Political Risk Assessment - Big exposures are often under evaluated



Macro investing will focus on global monetary policy and growth and make assessments on relative asset returns, yet there does not always seem to be a structured approach to political risks. A structured approach looks at different types of political risk and then tries to understand the core questions for these risks, analyze the likelihood of these risks, form an action plan of taking exposure or mitigation, and then responding with trades. 

These issues are addressed in the book Political Risk: How Businesses and Organizations Can Anticipate Global Insecurity by Condoleezza Rice and Amy Zegart. While this is a book focused on corporate political risk assessment, it is very relevant for any fund manager. 




The book focuses on a set of political risks and when I review the list, it becomes immediately obvious that it is applicable to any market assessment.  Some of these risks are firm specific and not asset class focused, but it still has clear relevance for macro investing.

The problem with any political risk assessment is that many of these risks have low likelihood of occurring, so it is not easy to price and take advantage of opportunities. Most political risks have the chance of being large tail events given they are hard to price; consequently, it is all the more important to analyze and assess. 

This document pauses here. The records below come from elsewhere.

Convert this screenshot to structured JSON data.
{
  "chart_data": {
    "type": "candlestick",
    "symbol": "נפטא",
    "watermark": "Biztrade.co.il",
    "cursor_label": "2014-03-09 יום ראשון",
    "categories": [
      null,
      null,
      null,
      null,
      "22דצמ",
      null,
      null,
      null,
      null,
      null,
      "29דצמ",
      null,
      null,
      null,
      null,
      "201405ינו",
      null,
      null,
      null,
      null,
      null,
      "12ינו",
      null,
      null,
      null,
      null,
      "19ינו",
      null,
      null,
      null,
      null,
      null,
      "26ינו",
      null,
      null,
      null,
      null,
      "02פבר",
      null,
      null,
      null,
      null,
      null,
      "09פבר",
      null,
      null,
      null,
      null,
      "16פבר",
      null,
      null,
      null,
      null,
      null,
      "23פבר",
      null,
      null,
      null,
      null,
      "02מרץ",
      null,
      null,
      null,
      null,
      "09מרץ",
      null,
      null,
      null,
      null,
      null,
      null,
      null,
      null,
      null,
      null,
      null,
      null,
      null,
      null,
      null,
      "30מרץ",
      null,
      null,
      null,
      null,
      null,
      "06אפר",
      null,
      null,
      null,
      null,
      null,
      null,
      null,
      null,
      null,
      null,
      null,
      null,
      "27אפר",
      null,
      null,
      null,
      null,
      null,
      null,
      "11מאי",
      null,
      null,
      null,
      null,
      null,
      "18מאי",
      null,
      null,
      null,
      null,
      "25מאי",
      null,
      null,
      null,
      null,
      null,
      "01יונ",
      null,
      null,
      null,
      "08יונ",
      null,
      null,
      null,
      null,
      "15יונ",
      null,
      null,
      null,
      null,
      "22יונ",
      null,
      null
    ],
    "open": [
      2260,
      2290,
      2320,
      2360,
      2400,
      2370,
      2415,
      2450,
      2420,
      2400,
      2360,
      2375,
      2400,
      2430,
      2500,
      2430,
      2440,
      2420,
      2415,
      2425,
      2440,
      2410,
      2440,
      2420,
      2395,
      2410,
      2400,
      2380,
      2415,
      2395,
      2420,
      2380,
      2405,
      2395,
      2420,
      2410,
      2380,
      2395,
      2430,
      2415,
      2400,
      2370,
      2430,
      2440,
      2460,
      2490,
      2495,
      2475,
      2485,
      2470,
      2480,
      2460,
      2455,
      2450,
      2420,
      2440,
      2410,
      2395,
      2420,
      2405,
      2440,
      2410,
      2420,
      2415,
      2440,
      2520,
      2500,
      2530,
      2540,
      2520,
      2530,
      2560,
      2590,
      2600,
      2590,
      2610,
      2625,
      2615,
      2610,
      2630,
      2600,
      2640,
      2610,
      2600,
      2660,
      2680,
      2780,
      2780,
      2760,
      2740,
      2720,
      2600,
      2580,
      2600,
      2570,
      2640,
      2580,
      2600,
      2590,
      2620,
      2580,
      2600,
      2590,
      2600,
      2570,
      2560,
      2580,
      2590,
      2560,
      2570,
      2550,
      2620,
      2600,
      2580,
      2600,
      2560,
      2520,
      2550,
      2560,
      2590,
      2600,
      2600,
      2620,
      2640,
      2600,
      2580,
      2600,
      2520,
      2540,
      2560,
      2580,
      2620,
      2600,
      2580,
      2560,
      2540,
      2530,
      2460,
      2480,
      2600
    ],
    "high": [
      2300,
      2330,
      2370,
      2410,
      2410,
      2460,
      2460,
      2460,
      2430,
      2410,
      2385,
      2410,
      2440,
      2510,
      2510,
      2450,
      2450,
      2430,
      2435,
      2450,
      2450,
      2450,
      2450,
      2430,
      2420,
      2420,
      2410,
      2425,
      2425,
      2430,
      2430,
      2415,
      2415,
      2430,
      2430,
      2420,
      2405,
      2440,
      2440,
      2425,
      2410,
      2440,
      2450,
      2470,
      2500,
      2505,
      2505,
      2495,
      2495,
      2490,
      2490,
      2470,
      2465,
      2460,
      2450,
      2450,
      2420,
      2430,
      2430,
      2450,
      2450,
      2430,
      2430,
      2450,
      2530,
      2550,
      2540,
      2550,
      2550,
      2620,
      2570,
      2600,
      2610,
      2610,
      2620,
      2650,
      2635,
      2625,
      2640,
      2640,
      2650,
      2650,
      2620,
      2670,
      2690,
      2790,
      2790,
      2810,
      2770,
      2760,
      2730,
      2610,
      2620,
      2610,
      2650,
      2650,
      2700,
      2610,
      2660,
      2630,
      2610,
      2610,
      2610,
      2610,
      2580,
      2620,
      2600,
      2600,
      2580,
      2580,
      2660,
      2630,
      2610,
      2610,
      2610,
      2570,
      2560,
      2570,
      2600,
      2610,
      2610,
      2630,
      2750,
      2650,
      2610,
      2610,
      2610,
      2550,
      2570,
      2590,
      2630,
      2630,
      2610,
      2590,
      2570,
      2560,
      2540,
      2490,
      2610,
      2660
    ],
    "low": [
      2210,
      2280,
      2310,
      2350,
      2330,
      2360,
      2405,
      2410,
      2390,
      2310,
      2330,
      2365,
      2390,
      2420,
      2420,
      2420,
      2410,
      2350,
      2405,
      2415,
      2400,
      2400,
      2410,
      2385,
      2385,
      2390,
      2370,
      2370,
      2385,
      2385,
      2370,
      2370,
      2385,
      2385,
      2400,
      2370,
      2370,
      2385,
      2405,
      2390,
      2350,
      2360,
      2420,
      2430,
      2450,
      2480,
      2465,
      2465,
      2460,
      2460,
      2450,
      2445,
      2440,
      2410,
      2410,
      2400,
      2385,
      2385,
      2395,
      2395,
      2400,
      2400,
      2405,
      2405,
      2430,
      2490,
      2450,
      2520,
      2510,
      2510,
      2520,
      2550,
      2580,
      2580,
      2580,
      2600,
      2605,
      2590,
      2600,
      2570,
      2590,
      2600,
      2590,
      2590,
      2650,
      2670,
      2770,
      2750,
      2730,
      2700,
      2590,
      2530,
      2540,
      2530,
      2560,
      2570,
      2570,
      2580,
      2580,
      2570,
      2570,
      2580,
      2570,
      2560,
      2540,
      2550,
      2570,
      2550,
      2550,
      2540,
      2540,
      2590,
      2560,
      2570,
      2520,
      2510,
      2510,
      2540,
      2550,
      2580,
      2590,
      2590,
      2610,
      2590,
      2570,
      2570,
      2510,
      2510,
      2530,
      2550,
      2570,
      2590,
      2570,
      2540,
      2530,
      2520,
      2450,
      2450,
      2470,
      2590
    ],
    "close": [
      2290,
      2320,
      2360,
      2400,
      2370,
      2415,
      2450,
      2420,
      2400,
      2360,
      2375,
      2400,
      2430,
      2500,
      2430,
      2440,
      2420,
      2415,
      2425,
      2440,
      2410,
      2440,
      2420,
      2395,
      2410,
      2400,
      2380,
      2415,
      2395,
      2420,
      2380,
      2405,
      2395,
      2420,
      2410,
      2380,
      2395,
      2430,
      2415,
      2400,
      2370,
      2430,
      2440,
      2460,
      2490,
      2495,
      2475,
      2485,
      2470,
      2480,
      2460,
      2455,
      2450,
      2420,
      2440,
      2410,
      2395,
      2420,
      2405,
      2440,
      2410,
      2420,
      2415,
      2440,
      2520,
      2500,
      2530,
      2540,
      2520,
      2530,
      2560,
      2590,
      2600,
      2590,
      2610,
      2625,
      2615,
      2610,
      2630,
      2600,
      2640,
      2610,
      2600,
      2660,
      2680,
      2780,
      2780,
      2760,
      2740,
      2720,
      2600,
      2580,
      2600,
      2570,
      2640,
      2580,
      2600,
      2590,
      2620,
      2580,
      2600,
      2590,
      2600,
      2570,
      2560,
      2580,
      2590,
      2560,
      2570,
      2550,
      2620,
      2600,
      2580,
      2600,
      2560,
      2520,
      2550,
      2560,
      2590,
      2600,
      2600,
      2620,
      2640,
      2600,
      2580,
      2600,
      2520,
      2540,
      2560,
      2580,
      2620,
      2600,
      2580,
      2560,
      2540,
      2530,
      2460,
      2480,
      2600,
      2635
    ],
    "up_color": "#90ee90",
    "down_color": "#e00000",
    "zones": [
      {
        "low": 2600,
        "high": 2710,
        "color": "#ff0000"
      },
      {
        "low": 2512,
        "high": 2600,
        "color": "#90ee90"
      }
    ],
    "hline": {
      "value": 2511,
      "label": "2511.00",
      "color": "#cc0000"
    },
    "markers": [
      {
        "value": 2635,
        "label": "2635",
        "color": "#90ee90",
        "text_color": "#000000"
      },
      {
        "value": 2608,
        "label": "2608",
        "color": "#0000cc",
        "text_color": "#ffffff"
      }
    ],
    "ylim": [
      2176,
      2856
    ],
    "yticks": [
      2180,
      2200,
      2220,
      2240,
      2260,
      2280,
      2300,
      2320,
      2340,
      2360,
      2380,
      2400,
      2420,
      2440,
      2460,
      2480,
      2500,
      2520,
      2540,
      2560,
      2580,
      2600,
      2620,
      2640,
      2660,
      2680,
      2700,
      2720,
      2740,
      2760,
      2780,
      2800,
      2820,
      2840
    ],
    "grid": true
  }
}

Rice and Zegart focus on a four step process: understand, analyze, mitigate and respond. Understanding political risk starts with assessing a firm's political risk appetite. For example, an investment in Mexican equities or bond is a relative return analysis based on political risk assessment. If you cannot or do not have the skill to take on political risk, then it should be avoided regardless of the potential return. The analysis starts with the information that is available. Is there good information on the risks that can be used for rigorous analysis. Risk mitigation is a function of having a warning system that can alert you of higher risks. The warning system will allow risks to be mitigated and damage limited. Finally, effective risk management will assess responses to threats. Good response determines whether risks were avoided, and opportunities capitalized.

If you are a macro investor, a structured assessment of political risks is essential for good portfolio construction. There is no positive gain from diversification if there are just hidden political risks unassessed.